The decision of whether to hire proxy advisory firms in later years is left open, and can be decided by future shareowner votes.
This proposal can be expected to improve the return on General Electric stock by:
- enhancing management accountability to shareowners by making professionally researched advice available to all;
- effectively enfranchising individual investors for the first time, ensuring that a majority of shares can be voted independently of management’s recommendations;
- encouraging greater competition among advisory firms to serve shareowner interests;
- reducing the cost to shareowners of voting advice, which is already being paid by pension funds on a subscription basis. (The same advice will be bought as a group purchase put to competitive bid, and will generate a corporate tax deduction. Many investors are also pension fund beneficiaries, so are already paying the cost anyway.)
Proxy advisory firms such as Proxy Monitor (http://www.proxymonitor.com), Institutional Shareholder Services (http://iss.cda.com), and Investor Responsibility Research Center (http://www.irrc.org) are frequently cited in the financial press. Examples are "Venator Holders Are Urged To Support Dissident Slate" (Wall Street Journal 07/06/1999) and "ISS's Influence Grows In Proxy, Option Matters" (Wall Street Journal 11/10/1997).

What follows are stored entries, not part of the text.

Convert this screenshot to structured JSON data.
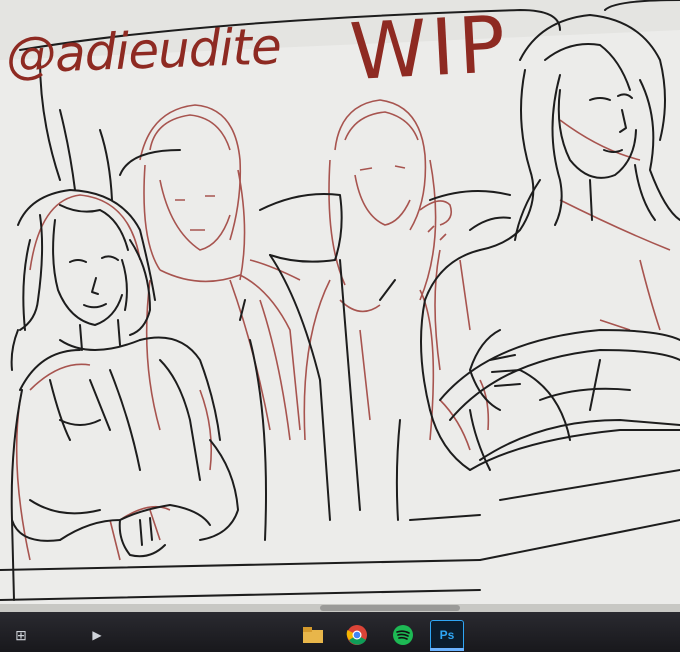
{
  "canvas": {
    "handle_text": "@adieudite",
    "wip_text": "WIP",
    "line_color": "#1d1d1d",
    "sketch_color": "#9c3a34",
    "paper_color": "#ededeb"
  },
  "taskbar": {
    "icons": [
      "windows-start-icon",
      "media-icon",
      "file-explorer-icon",
      "chrome-icon",
      "spotify-icon",
      "photoshop-icon"
    ],
    "ps_label": "Ps"
  }
}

Articles discussing the company-pay system for proxy advice are on the Corporate Monitoring website (http://www.corpmon.com/publications.htm). These include "Collective Action for Dispersed Shareowners" (Corporate Governance International, September 1999) and "The Internet Will Drive Corporate Monitoring" (Gouvernance, Winter 2000). Further developments in corporate governance that may follow from this proposal are presented in "The Corporate Monitoring Firm" (Corporate Governance: An International Review, January 1999) and "Corporate Monitoring: New Shareholder Power Tool" (Financial Analysts Journal, September/October 1998).